Que alguien me llame para contarme qué ha almorzado hoy. Quizá es la única forma que nos queda para dejar de considerarlas un arma de doble filo, como un cuchillo pero rectangular y táctil: depende de cómo lo uses es útil o mortal.
Hay llamadas que te cambian la vida. ¿A qué esperáis, gente anónima que nos impulsa a la felicidad, para pegarme un toque? Tengo miedo de recibir esa llamada que te informa de una pérdida. Tengo miedo de escuchar la voz de alguien que te informa de que no salió bien lo que esperabas. Tengo pánico y curiosidad y ganas y desconfianza de cogérselo a un número desconocido, aunque acabe siendo una oferta de seguros. La película 'Última llamada' hizo mella en mi imaginario desde que Antena 3 la emite tres de cada cuatro domingos. Trata de un hombre que se tira de pie y encerrado en una cabina telefónica porque al otro lado de la línea hay un villano que le dice que no cuelgue, que cuente sus pecados, o disparará su rifle francotirador.
Me atrevería a decir que todos hemos sido y seremos un poco Stu Shepard (Colin Farrell), el actor que aguanta todo el filme entre esas cuatro paredes de cristal, rodeado de policías y sin poder colgar el teléfono porque hacerlo implica consecuencias mortales. Esa presión de colgar y enfrentarte a la realidad después de asumir lo que acaban de contarte. A veces me encantaría no tener móvil durante unos días, pero esa tortura china no estaría dispuesto a pasarla, porque sé que viviría pensando que tengo 28 llamadas perdidas, 20 de ellas decisivas para mi destino.
Ya puestos en la dramatización de la llamada telefónica, que alguien me llame para contarme qué ha almorzado hoy. Quizá es la única forma que nos queda para dejar de considerarlas un arma de doble filo, como un cuchillo pero rectangular y táctil: depende de cómo lo uses es útil o mortal.

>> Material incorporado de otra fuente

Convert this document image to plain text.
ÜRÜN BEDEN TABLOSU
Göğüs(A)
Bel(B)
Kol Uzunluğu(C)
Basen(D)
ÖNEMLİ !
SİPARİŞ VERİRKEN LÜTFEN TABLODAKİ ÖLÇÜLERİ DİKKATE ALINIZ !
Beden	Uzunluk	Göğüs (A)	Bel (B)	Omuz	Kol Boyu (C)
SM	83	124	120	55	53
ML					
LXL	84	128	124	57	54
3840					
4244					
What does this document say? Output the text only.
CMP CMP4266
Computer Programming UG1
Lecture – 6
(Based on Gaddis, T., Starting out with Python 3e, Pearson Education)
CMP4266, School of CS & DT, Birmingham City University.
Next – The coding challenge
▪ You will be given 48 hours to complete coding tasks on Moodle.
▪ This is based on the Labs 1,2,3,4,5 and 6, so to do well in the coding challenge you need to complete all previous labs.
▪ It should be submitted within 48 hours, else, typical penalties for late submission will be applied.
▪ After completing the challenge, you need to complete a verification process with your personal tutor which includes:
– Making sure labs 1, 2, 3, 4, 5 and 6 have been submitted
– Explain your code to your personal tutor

Sobre miedos, llamadas y cine me viene un chispazo del libro Reina del grito, donde su autora, Desireé de Fez, describe una anécdota muy divertida en la que ella, su pareja Carlo y su hijo Elliott ven en el sofá una película en la que una bruja hace desaparecer a un bebé. El pequeño Elliott, al ver la perturbadora escena, exclama aterrado: ¡No está! Sus padres no se lo creen: ¿Ha dicho que no está? ¿Cómo va a entenderlo? ¡Si acaba de cumplir dos años!
En ese momento, Carlo se dirige a Desireé. —Llama a tu hermana y pregúntale. Ahí es cuando la autora reconoce que siempre llamaban a su hermana cuando la realidad les supera. Todavía no tengo claro qué número marcaría en caso de emergencia, sí tengo claro a quién no. Ya iremos viendo. Lo pongo todo en manos de la infalible y siempre fiable improvisación.
Como a Desireé, siempre nos quedará el comodín de la llamada, aunque bien sabemos que hacerlas es, muchas veces, más letal que recibirlas. La culpa la tuvo Martin Cooper y ese ladrillo con teclas que nos empuja a estos miedos.